A Study on an Explainable Causal-Enhanced LLM Agent for Predicting the Forming Quality of Automotive Component Materials

Abstract

Raw material composition, heat treatment, cooling, equipment parameters and die condition have an impact on the forming quality of materials for automotive components. Current prediction models can detect the defect or deviation in the performance, but are not so much supported for finding out the root cause of anomaly and for making the changes in the process. In this paper, a causal enhanced LLM Agent explainable analysis framework is proposed. The study builds a multi-source manufacturing dataset that includes the composition of raw materials, heat treatment curves, forming pressure, cooling time, die condition, inspection outcome, and rework records;Random Forest, Multi-Layer Perceptron, XGBoost, and TabNet are used to predict strength deviation, surface defect grades, and batch pass rates;SHAP, NOTEARS, and counterfactual reasoning are combined to identify the key process variables and their influence paths;In addition, a RAG-LLM Agent is built to fuse the process specifications, material handbooks, historical anomaly cases, and model interpretation results, which helps to generate quality root cause analysis and process adjustment recommendation.
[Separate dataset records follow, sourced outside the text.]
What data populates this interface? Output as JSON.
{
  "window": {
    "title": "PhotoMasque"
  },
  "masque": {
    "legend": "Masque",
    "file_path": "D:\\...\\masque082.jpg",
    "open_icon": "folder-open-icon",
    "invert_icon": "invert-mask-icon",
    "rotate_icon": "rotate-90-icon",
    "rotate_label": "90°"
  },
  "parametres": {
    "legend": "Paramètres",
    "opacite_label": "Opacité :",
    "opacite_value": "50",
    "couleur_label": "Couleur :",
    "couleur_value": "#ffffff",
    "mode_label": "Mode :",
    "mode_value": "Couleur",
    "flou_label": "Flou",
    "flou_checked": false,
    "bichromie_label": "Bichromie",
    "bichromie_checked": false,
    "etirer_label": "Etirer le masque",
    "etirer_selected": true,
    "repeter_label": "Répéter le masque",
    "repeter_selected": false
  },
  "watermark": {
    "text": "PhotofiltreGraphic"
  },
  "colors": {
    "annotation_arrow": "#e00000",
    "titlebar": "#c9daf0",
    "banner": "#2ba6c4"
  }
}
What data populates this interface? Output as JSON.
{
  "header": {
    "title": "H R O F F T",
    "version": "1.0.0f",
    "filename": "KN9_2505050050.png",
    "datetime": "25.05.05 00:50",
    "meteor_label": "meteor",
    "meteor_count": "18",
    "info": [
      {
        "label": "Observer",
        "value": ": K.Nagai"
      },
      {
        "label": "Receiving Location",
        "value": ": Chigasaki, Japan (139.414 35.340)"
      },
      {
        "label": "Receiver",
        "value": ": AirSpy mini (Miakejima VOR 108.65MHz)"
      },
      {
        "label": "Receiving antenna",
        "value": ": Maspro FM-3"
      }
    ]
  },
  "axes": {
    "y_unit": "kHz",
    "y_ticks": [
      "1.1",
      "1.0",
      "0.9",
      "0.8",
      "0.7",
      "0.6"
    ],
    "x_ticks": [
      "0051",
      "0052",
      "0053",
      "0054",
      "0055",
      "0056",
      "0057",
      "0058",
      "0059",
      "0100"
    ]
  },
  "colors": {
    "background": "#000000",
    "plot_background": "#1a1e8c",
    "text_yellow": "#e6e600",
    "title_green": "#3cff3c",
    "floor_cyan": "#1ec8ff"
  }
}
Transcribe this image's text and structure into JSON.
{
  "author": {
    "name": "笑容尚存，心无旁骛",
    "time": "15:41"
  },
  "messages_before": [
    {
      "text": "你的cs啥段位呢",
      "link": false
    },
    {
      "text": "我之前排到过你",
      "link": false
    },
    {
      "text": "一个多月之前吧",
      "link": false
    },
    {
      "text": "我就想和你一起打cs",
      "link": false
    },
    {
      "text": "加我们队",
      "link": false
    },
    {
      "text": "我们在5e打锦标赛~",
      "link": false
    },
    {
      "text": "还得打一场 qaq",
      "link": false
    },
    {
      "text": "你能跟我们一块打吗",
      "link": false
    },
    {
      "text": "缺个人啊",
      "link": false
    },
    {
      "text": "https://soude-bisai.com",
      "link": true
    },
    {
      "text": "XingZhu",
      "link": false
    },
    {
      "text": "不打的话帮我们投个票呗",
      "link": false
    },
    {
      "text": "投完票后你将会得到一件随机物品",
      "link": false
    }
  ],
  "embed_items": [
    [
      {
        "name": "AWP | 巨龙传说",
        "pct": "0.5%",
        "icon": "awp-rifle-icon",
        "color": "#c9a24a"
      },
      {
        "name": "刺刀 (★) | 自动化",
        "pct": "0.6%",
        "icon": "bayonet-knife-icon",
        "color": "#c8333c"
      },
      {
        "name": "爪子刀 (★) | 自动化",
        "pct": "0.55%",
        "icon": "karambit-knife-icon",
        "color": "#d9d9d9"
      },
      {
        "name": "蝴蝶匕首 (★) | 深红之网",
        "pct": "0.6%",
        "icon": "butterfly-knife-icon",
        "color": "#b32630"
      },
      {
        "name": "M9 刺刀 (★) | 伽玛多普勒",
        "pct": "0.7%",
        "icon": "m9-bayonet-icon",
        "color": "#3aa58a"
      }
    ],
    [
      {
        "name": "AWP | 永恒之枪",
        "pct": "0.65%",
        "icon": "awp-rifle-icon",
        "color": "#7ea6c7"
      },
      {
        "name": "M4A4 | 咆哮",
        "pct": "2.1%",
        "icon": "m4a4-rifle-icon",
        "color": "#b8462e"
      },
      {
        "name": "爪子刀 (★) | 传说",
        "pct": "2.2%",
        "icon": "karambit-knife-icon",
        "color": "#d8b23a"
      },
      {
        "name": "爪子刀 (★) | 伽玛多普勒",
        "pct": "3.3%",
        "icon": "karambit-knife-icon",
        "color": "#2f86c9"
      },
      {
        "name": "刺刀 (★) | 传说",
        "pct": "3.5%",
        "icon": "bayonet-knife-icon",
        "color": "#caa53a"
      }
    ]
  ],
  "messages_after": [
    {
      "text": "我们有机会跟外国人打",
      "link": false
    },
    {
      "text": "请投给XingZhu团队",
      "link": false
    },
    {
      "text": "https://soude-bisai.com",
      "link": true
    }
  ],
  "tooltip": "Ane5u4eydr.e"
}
As an example, a material forming manufacturing line for automotive parts had 68,000 batch records, 42 process variables and 11 quality metric categories included in the experiment. Across ten repeated group-stratified evaluations, XGBoost achieved a macro-F1 score of 0.892 with a 95% confidence interval of 0.888–0.896, compared with 0.838 for Random Forest, 0.856 for MLP, and 0.874 for TabNet. The increase over Random Forest was 0.054 in absolute terms and 6.4% in relative terms, and the paired bootstrap test confirmed that the difference was statistically significant at p<0.001.The causal constraint also improved the key variable identification consistency by 18.7%, Among 200 independently reviewed reports, the Agent’s primary root-cause conclusion matched the engineer consensus in 169 cases, yielding an exact agreement rate of 84.5% and a Cohen’s kappa of 0.781. The time taken to identify problems was also reduced from 47 minutes to 19 minutes. The study shows that output of causal reasoning and the LLM Agent can improve interpretability of the prediction of material quality and the impact of process interventions.